According to media reports, the exact language in the insurance policy covers “hostile or warlike action in time of peace or war” and includes any agent of any government (including a de facto government) or military force. So while the Captain on vacation driving his truck into your house is probably going to pay out, if the National Guard accidentally sends an RPG into your camper, you’ll have to take that up with them.
The problem is, in a world where the battlefield is the Internet, how does this apply. There is a lot of evidence that NotPetya was state-sponsored by Russia and targeted Ukraine. The fact that it spread globally may even have been a mistake. Russia, of course, denies this.
Lesson Learned
Not being a lawyer or an insurance expert, this whole thing made me think. If you are buying cybersecurity insurance, maybe you don’t want an act of war exclusion. That’s going to drive up costs, but nearly any widespread cyberattack from another country could be argued as an act of war. Especially since in so many cases, these acts are perpetrated by persons unknown. Did the Russians create NotPetya? Did they deploy it? Did they hire some hacker group to do it for them? Does that matter? What if a hacker did it and then says they were paid by some government? How would you ever prove one way or the other?

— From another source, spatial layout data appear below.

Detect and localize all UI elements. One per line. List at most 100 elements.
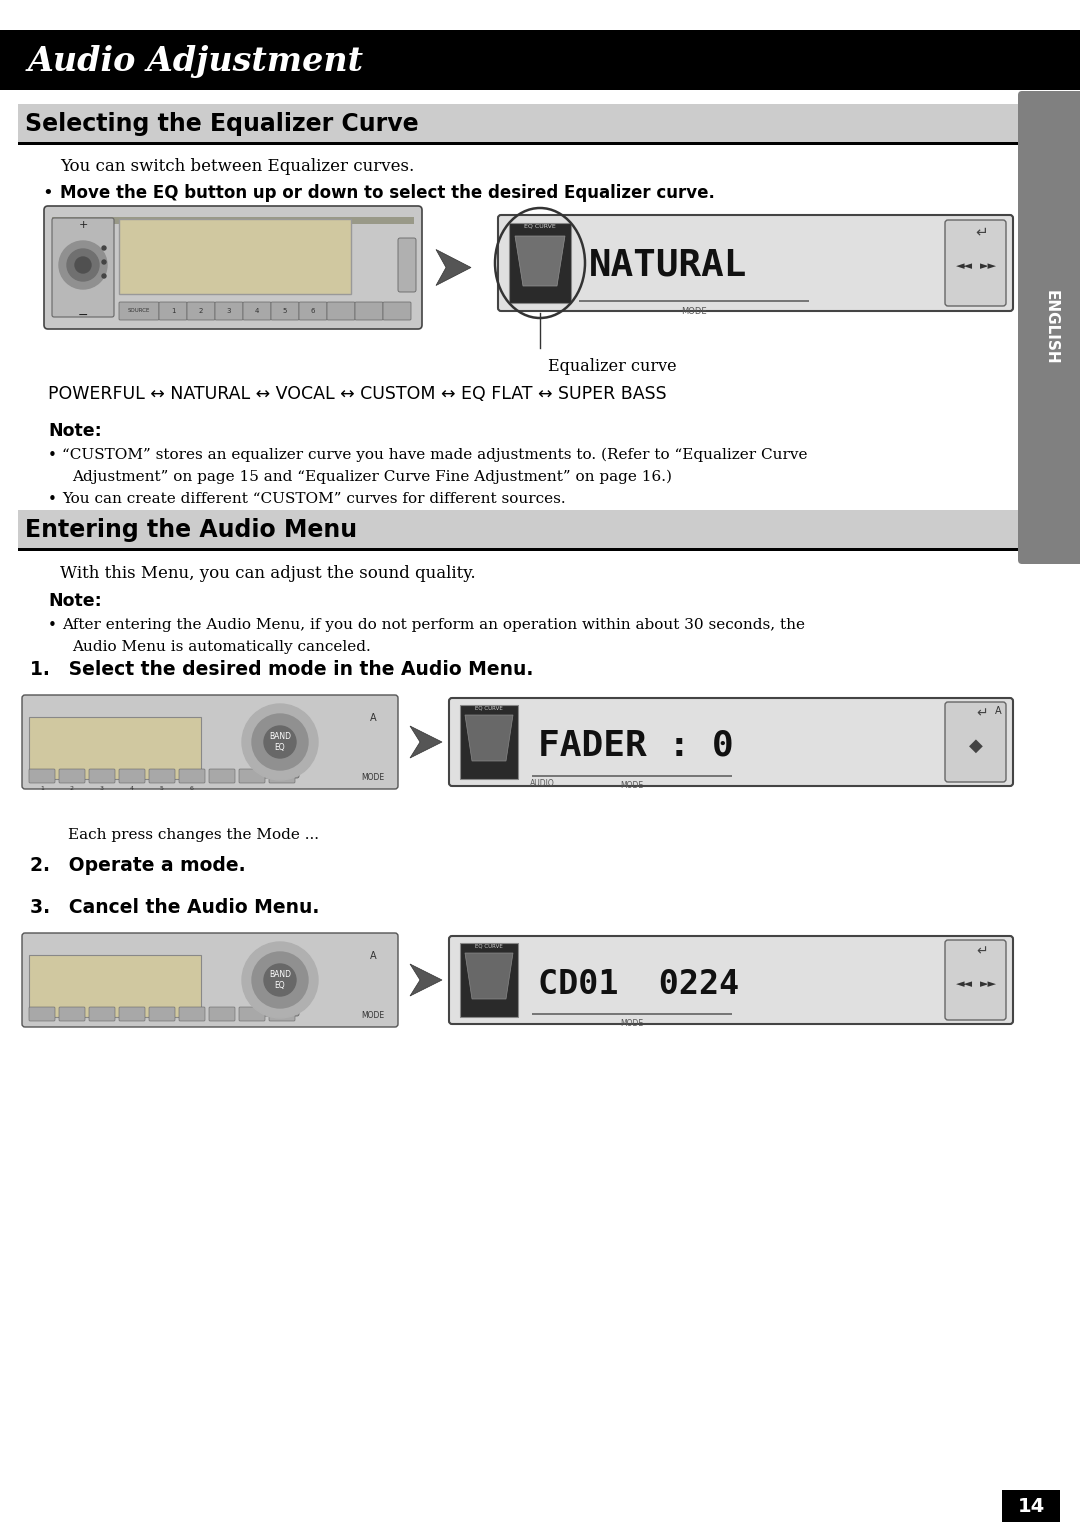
Text: ↵: ↵ <box>976 707 988 721</box>
Text: A: A <box>995 707 1001 716</box>
Text: A: A <box>369 950 376 961</box>
FancyBboxPatch shape <box>187 302 215 320</box>
Text: MODE: MODE <box>362 774 384 782</box>
Circle shape <box>252 952 308 1009</box>
FancyBboxPatch shape <box>18 510 1018 547</box>
FancyBboxPatch shape <box>945 940 1005 1019</box>
FancyBboxPatch shape <box>89 770 114 783</box>
FancyBboxPatch shape <box>239 1007 265 1021</box>
Text: •: • <box>48 492 57 507</box>
FancyBboxPatch shape <box>159 302 187 320</box>
FancyBboxPatch shape <box>89 1007 114 1021</box>
Text: 14: 14 <box>1017 1496 1044 1516</box>
FancyBboxPatch shape <box>509 222 571 304</box>
Circle shape <box>264 727 296 757</box>
Text: ↵: ↵ <box>975 224 988 239</box>
FancyBboxPatch shape <box>532 776 732 777</box>
Text: EQ CURVE: EQ CURVE <box>524 224 556 228</box>
Text: ►►: ►► <box>980 980 997 989</box>
FancyBboxPatch shape <box>271 302 299 320</box>
FancyBboxPatch shape <box>498 215 1013 311</box>
FancyBboxPatch shape <box>1002 1490 1059 1522</box>
Circle shape <box>264 964 296 996</box>
Circle shape <box>102 274 106 277</box>
Text: 1. Select the desired mode in the Audio Menu.: 1. Select the desired mode in the Audio … <box>30 661 534 679</box>
FancyBboxPatch shape <box>945 702 1005 782</box>
Circle shape <box>102 261 106 264</box>
FancyBboxPatch shape <box>460 943 518 1016</box>
FancyBboxPatch shape <box>261 993 299 1016</box>
Text: Equalizer curve: Equalizer curve <box>548 359 677 376</box>
FancyBboxPatch shape <box>299 302 327 320</box>
FancyBboxPatch shape <box>579 300 809 302</box>
FancyBboxPatch shape <box>449 698 1013 786</box>
FancyBboxPatch shape <box>18 104 1018 143</box>
Circle shape <box>242 704 318 780</box>
FancyBboxPatch shape <box>52 218 414 224</box>
FancyBboxPatch shape <box>29 770 55 783</box>
Text: Move the EQ button up or down to select the desired Equalizer curve.: Move the EQ button up or down to select … <box>60 184 715 202</box>
Circle shape <box>242 941 318 1018</box>
FancyBboxPatch shape <box>239 770 265 783</box>
FancyBboxPatch shape <box>261 756 299 779</box>
Text: “CUSTOM” stores an equalizer curve you have made adjustments to. (Refer to “Equa: “CUSTOM” stores an equalizer curve you h… <box>62 448 808 463</box>
FancyBboxPatch shape <box>22 694 399 789</box>
Polygon shape <box>515 236 565 287</box>
FancyBboxPatch shape <box>29 955 201 1016</box>
FancyBboxPatch shape <box>18 547 1018 550</box>
FancyBboxPatch shape <box>399 238 416 291</box>
Text: You can create different “CUSTOM” curves for different sources.: You can create different “CUSTOM” curves… <box>62 492 566 506</box>
Text: Audio Adjustment: Audio Adjustment <box>28 46 364 78</box>
Text: ►►: ►► <box>980 261 997 271</box>
FancyBboxPatch shape <box>449 937 1013 1024</box>
FancyBboxPatch shape <box>210 770 235 783</box>
FancyBboxPatch shape <box>52 218 114 317</box>
Text: ENGLISH: ENGLISH <box>1043 290 1058 365</box>
FancyBboxPatch shape <box>59 1007 85 1021</box>
Text: MODE: MODE <box>620 780 644 789</box>
Text: BAND
EQ: BAND EQ <box>269 970 291 990</box>
Circle shape <box>102 245 106 250</box>
FancyBboxPatch shape <box>355 302 383 320</box>
Text: CD01  0224: CD01 0224 <box>538 967 739 1001</box>
FancyBboxPatch shape <box>22 934 399 1027</box>
FancyBboxPatch shape <box>44 205 422 330</box>
Text: AUDIO: AUDIO <box>529 779 554 788</box>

Or do you take the money you’d pay for insurance and pour it into better defenses? That would make sense except for one thing. In the modern world, the weakest part of your defense is usually people. People fall for phishing schemes. People write down passwords on sticky notes. People send their passwords in plain e-mails and use 1234 as PIN numbers. All the technical measures in the world won’t solve stupid. So while you can minimize problems, you can’t get to zero cyber incidents any more than you can get to zero car accidents as long as you let people drive cars.
Still, it makes you wonder why you would accept an act of war exclusion in a policy like this. Regardless of the actual cause of NotPetya, it is certainly easy to imagine a government launching a cyberattack. In fact, given the level of sophistication it takes to launch a major attack, it is almost more likely to be state-sponsored.
New Frontiers
While this is a hack in the sense that many people use the word, it isn’t one in our lexicon. However, Hackaday readers tend to be sources of technical information for their families, friends, and communities. We’ve seen how technology has impacted laws and customs over the years ranging from intellectual property to expectations of privacy.
One test I like to apply is what would happen if you took the tech aspect out of it. After all, there is no new cybercrime. Just old fashioned crime on the Internet. People have impersonated other people, run confidence games, and held things for ransom for centuries. It is just faster and easier on the Internet.
I’m not sure what the final answer is, at least not with the Internet the way it is today. However, I am willing to bet that whatever happens, some of our kind of hackers will be involved in the solution.